The way things are going this year, I might have to update this post after the conventions in July! But, for now, let’s look at the last time the Democratic convention was met with major violence.
It was August, 1968, and it had already been a year of mob violence and riots in many American cities. People were angry about our involvement in Vietnam (Hey, hey, LBJ! How many kids did you kill today?) And some important political leaders – Martin Luther King, Jr. and Bobby Kennedy – had been assassinated, taking away some of the guidance that might have eased the rioting.
President Lyndon Johnson had announced that he would not seek re-election, but his vice-president Hubert Humphrey decided to run. Anti-war activists saw him as someone who would continue the war policies of Johnson so they came to Chicago to protest the war.
The Republican convention that year was being held in Miami and some Democrats tried to get their convention moved there too. There was a phone strike in Chicago and reporters needed phone lines to get their stories in to their networks (this was before satellites and immediate streaming of news reports.)
Chicago’s mayor, Richard Daley, was a powerful part of the Democratic political machine and he was able to keep the convention from being moved out of his city.
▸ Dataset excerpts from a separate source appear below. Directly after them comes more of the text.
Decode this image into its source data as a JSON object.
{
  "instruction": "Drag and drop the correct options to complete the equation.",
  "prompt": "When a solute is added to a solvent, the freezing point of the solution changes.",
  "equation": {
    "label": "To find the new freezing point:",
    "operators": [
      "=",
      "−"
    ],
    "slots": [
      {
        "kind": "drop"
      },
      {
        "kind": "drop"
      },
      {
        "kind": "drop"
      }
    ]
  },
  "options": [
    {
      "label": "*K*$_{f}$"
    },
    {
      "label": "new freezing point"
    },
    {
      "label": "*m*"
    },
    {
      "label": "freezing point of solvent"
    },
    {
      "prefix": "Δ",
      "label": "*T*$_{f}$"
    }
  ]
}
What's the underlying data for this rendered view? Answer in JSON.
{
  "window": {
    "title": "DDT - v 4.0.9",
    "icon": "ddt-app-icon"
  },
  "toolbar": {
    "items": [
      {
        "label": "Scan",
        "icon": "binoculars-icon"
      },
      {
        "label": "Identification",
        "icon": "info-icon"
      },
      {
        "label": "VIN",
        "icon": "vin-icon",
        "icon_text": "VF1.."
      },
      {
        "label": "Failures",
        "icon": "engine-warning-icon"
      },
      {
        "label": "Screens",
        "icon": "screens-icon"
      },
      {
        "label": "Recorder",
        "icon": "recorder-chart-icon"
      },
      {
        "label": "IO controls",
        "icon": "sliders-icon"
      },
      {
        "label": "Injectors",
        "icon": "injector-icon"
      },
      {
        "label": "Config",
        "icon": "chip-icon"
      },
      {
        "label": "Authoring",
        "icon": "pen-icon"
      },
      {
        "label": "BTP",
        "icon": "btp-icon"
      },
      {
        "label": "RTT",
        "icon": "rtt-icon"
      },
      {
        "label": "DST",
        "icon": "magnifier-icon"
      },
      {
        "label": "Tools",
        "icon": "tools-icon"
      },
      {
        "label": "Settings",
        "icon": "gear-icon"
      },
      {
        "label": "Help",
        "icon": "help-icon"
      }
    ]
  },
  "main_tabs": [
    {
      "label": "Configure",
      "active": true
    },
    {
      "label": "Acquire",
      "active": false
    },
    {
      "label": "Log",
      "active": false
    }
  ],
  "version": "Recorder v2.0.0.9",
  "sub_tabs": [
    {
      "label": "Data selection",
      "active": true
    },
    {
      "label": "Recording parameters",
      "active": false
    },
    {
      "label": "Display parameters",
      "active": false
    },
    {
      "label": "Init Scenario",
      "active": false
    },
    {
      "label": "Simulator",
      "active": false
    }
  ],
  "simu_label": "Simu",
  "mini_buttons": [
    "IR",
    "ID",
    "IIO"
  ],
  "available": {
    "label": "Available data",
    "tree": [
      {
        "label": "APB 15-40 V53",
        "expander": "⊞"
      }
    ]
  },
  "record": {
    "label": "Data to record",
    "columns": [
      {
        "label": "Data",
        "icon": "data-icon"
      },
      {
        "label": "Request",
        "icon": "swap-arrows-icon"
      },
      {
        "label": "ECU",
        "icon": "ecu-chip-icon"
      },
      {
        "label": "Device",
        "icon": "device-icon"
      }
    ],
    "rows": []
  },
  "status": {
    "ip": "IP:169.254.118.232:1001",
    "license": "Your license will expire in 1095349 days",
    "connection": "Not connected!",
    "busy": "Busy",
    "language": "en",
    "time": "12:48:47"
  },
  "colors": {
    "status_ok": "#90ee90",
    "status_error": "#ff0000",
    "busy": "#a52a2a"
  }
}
Daley wanted Ted Kennedy to run. (This was before Kennedy left Mary Jo Kopechne to drown in his car. Not that it would have made any difference to Daley if it had happened earlier.) This challenge, plus the anti-war groups made it unsure that Humphrey would get the nomination.
There was in-fighting among the delegates on what to include in the Party Platform and delegations marched around the convention hall in protest. In spite of the division, Humphrey got a majority of the delegate votes and won the nomination. The convention ended with a tribute to Bobby Kennedy and a sign-carrying demonstration in support of Richard Daley (paid for by Richard Daley.)
Outside the convention hall, about 10,000 protesters met with almost 12,000 police, 7500 army troops, 7500 National Guards troops, and 1000 Secret Service agents. The protesters wanted to get close to the convention site, the armed forces wanted to stop them. The police viewed the protesters as their enemy but they also viewed the press who were reporting on the conflict as an enemy.
Protesters were stopped in their march to the convention hall. The police used their batons to beat protesters. Innocent bystanders and doctors that were trying to come to the aid of the injured were also beaten. Police used teargas on the protesters and sprayed them and other people in the area with mace.
In the end, Chicago police reported 589 arrests and said that 119 police and 100 protesters were injured. (Those numbers don’t sound fake, nope, not at all.)
Eight people were charged with the federal crime of crossing state borders to incite a riot (part of the Civil Rights Act). Mayor Daley later rewarded the police with a pay raise for
beating down the dirty hippies their vigilance in keeping the peace.